I find a way, close vmap in cause_mask.


import torch
from torch.export import export, Dim
from transformers import AutoModelForCausalLM
import transformers.masking_utils as mu
import transformers.models.llama.modeling_llama as modeling_llama
import os

# ----------------------------------------------------------------------

# ----------------------------------------------------------------------
# ----------------------------------------------------------------------
def causal_mask_no_vmap(*, 
                        input_embeds=None,
                        attention_mask=None,
                        position_ids=None,
                        dtype=None,
                        device=None,
                        **_):

    if position_ids is not None: 
        bsz, q_len = position_ids.shape
        device = device or position_ids.device
    elif input_embeds is not None:
        bsz, q_len = input_embeds.shape[:2]
        device = device or input_embeds.device
    elif attention_mask is not None:
        bsz, q_len = attention_mask.shape
        device = device or attention_mask.device
    else:
        raise RuntimeError("Cannot infer sequence length for causal mask")
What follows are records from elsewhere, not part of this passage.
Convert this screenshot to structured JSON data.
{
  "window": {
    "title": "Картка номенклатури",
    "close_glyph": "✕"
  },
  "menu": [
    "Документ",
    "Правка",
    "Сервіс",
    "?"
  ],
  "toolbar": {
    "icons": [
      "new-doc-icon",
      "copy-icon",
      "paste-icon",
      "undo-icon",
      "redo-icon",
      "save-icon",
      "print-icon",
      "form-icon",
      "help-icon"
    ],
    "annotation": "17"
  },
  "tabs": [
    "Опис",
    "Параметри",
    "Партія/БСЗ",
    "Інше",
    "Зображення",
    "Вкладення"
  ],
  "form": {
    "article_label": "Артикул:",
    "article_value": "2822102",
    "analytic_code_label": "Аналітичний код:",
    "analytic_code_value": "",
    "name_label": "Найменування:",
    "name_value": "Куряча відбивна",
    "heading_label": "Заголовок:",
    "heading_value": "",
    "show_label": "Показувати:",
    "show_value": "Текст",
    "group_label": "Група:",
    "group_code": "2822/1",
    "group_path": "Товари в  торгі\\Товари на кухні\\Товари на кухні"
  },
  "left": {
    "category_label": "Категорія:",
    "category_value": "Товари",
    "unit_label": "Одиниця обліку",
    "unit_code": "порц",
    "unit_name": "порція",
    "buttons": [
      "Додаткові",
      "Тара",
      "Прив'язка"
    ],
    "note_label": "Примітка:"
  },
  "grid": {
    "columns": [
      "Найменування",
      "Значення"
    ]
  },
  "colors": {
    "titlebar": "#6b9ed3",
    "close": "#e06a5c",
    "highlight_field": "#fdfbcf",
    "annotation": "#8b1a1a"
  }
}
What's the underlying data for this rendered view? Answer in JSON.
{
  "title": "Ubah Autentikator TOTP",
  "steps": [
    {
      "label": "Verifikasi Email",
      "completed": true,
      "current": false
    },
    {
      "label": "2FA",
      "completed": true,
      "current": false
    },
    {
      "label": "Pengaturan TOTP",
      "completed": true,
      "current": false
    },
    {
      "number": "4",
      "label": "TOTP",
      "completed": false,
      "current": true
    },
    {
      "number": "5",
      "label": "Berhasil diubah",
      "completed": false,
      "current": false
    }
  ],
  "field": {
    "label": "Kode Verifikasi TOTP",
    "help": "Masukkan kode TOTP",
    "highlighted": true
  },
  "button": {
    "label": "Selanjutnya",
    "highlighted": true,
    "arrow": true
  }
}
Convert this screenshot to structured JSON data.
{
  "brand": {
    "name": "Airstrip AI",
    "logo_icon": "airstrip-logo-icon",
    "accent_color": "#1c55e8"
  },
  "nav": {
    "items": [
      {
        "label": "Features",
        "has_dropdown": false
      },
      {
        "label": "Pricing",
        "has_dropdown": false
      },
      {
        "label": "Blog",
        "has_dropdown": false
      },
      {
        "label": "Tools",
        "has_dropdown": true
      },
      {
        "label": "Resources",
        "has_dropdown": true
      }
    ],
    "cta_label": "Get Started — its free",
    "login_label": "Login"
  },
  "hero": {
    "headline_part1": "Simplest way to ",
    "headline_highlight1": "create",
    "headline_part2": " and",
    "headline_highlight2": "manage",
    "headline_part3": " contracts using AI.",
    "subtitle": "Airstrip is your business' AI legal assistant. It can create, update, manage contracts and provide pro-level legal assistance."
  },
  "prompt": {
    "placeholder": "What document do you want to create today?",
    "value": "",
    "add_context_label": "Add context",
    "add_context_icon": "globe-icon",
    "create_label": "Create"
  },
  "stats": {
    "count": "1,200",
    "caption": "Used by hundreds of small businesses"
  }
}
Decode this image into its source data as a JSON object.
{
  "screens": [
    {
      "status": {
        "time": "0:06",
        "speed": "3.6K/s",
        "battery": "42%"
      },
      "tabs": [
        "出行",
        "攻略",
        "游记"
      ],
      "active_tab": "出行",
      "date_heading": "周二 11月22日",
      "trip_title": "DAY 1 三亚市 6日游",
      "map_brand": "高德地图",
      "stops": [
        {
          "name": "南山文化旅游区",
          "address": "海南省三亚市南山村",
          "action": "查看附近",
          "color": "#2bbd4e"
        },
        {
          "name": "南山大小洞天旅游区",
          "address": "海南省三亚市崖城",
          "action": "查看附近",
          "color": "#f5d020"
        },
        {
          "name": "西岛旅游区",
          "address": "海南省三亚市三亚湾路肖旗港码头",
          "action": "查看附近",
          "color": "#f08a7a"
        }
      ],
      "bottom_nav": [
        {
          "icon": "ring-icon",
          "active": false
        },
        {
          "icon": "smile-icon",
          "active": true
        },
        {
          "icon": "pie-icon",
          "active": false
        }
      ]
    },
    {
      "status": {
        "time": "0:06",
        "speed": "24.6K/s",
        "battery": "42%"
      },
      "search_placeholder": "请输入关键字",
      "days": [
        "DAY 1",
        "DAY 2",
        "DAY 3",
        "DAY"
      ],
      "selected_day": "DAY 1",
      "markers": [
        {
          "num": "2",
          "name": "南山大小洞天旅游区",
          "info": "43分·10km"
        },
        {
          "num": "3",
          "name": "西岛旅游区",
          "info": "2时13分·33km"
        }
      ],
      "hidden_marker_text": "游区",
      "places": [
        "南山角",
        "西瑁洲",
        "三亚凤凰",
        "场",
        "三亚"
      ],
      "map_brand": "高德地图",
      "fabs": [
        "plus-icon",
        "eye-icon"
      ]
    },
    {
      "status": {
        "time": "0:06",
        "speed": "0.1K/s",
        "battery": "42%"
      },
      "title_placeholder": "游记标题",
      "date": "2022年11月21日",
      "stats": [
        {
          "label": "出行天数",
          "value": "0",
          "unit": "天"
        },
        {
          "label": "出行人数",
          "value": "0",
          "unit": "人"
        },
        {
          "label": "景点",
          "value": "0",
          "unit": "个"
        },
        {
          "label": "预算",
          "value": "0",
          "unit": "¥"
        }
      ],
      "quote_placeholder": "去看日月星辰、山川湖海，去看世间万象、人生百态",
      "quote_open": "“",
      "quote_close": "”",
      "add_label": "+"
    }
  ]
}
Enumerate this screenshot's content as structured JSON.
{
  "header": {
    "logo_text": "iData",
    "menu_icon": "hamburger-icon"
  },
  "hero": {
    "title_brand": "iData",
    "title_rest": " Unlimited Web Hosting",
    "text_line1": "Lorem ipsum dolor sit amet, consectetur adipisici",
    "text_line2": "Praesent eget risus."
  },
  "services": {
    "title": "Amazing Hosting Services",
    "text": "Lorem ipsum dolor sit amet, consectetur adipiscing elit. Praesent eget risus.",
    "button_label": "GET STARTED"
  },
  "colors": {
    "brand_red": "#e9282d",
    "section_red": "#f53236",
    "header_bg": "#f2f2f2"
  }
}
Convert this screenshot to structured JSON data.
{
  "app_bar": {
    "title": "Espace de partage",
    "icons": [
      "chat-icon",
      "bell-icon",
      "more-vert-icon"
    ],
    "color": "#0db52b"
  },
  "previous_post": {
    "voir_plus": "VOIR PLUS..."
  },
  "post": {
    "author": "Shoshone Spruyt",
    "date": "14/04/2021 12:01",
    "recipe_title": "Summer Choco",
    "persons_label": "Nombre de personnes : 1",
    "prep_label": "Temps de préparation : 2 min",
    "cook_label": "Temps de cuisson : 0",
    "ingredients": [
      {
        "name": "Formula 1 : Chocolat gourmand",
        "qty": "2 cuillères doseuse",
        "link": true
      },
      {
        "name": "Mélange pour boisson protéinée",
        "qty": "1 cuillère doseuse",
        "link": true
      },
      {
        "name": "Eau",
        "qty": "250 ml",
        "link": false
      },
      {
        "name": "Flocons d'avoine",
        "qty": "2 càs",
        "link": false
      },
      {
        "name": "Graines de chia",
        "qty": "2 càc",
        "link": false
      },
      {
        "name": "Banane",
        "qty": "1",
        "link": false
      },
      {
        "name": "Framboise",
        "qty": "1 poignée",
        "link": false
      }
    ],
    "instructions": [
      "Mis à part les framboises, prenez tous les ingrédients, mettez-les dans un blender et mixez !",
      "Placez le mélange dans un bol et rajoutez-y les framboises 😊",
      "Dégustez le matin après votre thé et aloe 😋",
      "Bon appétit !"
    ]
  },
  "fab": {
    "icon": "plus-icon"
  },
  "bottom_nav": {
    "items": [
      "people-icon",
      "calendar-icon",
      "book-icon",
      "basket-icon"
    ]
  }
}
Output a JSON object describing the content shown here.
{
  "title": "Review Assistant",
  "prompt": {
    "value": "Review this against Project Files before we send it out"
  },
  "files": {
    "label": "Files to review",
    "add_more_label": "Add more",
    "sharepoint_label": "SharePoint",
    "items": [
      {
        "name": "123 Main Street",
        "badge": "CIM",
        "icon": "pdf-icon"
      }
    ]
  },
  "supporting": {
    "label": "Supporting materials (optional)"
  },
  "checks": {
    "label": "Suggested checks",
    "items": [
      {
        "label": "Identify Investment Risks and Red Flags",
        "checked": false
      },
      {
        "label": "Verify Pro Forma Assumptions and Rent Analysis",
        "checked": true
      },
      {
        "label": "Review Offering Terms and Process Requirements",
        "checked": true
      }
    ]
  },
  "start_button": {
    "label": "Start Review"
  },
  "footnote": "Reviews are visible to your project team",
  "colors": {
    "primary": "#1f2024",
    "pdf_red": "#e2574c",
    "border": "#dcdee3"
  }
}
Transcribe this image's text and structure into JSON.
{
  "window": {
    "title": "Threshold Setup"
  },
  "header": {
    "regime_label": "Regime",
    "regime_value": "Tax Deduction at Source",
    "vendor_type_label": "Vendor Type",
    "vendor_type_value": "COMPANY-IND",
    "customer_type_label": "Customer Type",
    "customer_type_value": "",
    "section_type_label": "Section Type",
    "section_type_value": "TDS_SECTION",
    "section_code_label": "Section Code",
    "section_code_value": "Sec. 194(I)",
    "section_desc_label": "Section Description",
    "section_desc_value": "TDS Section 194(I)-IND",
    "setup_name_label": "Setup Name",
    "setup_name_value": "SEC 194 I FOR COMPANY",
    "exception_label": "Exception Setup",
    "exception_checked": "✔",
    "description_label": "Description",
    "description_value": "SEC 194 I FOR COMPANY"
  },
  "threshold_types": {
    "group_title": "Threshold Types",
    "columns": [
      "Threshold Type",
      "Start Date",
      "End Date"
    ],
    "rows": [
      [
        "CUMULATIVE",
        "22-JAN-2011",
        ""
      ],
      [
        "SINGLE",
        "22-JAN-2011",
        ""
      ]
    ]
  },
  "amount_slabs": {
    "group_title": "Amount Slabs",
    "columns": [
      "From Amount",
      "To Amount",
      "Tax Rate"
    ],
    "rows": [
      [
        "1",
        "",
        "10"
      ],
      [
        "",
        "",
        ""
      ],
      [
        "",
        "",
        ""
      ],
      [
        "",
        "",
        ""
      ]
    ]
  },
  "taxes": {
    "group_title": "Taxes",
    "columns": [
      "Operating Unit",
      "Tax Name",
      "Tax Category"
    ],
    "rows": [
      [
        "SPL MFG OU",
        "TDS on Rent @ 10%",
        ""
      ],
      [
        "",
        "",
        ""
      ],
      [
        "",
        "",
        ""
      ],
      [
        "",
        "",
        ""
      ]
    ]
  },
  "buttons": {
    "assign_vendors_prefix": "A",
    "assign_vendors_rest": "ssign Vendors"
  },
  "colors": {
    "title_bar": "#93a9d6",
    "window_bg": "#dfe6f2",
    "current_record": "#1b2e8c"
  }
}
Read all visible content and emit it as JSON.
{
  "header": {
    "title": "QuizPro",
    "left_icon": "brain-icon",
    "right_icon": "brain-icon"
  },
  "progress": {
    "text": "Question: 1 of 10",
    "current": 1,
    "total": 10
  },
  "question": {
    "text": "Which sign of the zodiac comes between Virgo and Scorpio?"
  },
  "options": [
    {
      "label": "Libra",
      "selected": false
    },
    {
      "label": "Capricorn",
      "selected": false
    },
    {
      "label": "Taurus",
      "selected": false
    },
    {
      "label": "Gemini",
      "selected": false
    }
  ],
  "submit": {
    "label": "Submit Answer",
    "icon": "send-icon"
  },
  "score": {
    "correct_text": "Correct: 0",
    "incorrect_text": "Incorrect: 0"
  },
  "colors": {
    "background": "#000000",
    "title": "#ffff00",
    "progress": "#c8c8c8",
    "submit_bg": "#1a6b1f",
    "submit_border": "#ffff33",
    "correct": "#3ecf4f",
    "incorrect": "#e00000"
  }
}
    k_len = q_len                          # prefill: K == Q
    dtype = dtype or torch.float32
    mask = torch.ones((q_len, k_len), dtype=dtype, device=device).tril()
    return mask.view(1, 1, q_len, k_len).expand(bsz, -1, -1, -1)  # [B,1,Q,K]

mu.create_causal_mask = causal_mask_no_vmap
modeling_llama.create_causal_mask = causal_mask_no_vmap


model = AutoModelForCausalLM.from_pretrained(
    "TinyLlama/TinyLlama-1.1B-Chat-v1.0",
    trust_remote_code=True,
).eval()
model.generation_config.use_cache = True
model.config.attn_implementation = model.config._attn_implementation = "eager"


class PrefillWrapper(torch.nn.Module):
    def __init__(self, m):
        super().__init__()
        self.m = m
    def forward(self, input_ids):      # [1, T]
        B, T = input_ids.shape         # B = 1
        device = input_ids.device
        pos  = torch.arange(T, device=device).unsqueeze(0)
        mask = torch.ones((1, T), dtype=torch.bool, device=device)
        return self.m(
            input_ids=input_ids,
            position_ids=pos,
            attention_mask=mask,
            past_key_values=None,
            use_cache=True,
        ).logits                        # [1, T, vocab]

wrapper = PrefillWrapper(model)


example = torch.tensor([[1, 2, 3]], dtype=torch.long)


seq = Dim("seq", min=1, max=1024)
dyn_shapes = {"input_ids": {1: seq}}

with torch.no_grad():
    ep = export(wrapper, (example,), dynamic_shapes=dyn_shapes)

print(ep.graph)
1 Like

This topic was automatically closed 12 hours after the last reply. New replies are no longer allowed.